Piling into the vans (which our support drivers had packed with water and the tents) we were all quick to dip into the ration packs and begin the refueling process as we zoomed towards our next challenge. We did make a stop on the way to visit Lochaber Commando Memorial which served as a reminder for the charitable cause we were supporting; the Royal Navy and Marines Charity.

Arriving at Scafell Pike, we were hot out of the van and onto the mountain. Setting off at a blistering rate of knots proved slightly foolish under the red-hot sun and after a slight adjustment to the pace, we managed an uneventful ascent in one hour and fifty minutes, to arrive with the daylight just fading. As we summited, we ran back into the other group of people but this time we comfortably overtook them, which was a massive ego boost, especially as we had seen one of their contingent significantly struggling about halfway up the mountain. This wasn’t some sort of sadistic schadenfreude, but more of a stark reminder of the magnitude of the challenge and how strong we were as a team to still be operating with such cohesion and lack of injury across the board.

Donning head torches, we completed the descent in one hour and twenty minutes to give a second small hill time of three hours and ten minutes.  We were now on the home stretch.

To be completely honest I teleported to Snowdon.
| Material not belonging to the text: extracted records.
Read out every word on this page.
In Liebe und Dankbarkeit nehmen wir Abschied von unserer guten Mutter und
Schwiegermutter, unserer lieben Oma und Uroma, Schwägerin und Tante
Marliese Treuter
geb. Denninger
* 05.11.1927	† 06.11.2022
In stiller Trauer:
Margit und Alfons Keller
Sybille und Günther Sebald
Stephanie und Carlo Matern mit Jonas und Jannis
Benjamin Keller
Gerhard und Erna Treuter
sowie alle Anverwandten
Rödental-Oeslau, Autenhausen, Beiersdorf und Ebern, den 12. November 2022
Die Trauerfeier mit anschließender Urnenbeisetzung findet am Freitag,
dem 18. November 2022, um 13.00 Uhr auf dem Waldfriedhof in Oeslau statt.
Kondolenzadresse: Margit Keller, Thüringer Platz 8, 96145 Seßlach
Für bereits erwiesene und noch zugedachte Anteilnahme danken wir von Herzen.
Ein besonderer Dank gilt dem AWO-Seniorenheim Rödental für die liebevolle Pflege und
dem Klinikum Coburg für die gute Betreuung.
That’s not to say it wasn’t a long and uncomfortable journey, but the driving was expertly managed by our drivers and other than frequent stretches and calorie intake the journey was just an opportunity to rest and prepare.

Head torches were necessary for the Snowdon ascent as we set off from the van at 3:23am with a significant number of the group wearing blister tape on their feet (and some on nipples!) and some ibuprofen gel on sore knees. As we approached the final 70m elevation it became clear that our time was going to be close (maybe we should have paused the clock on our Commando Memorial visit), but after a marked increase in speed, and perhaps a little bit of a jog, the group made the summit and we had completed our challenge. All whilst the sun sat lazily below the horizon, allowing his sister to shine a crescent shape beam over the night.

Overall, the challenge was a fantastic show of team spirit and I’m glad to have done it with you all as my final University Royal Naval Unit Now for an ice bath!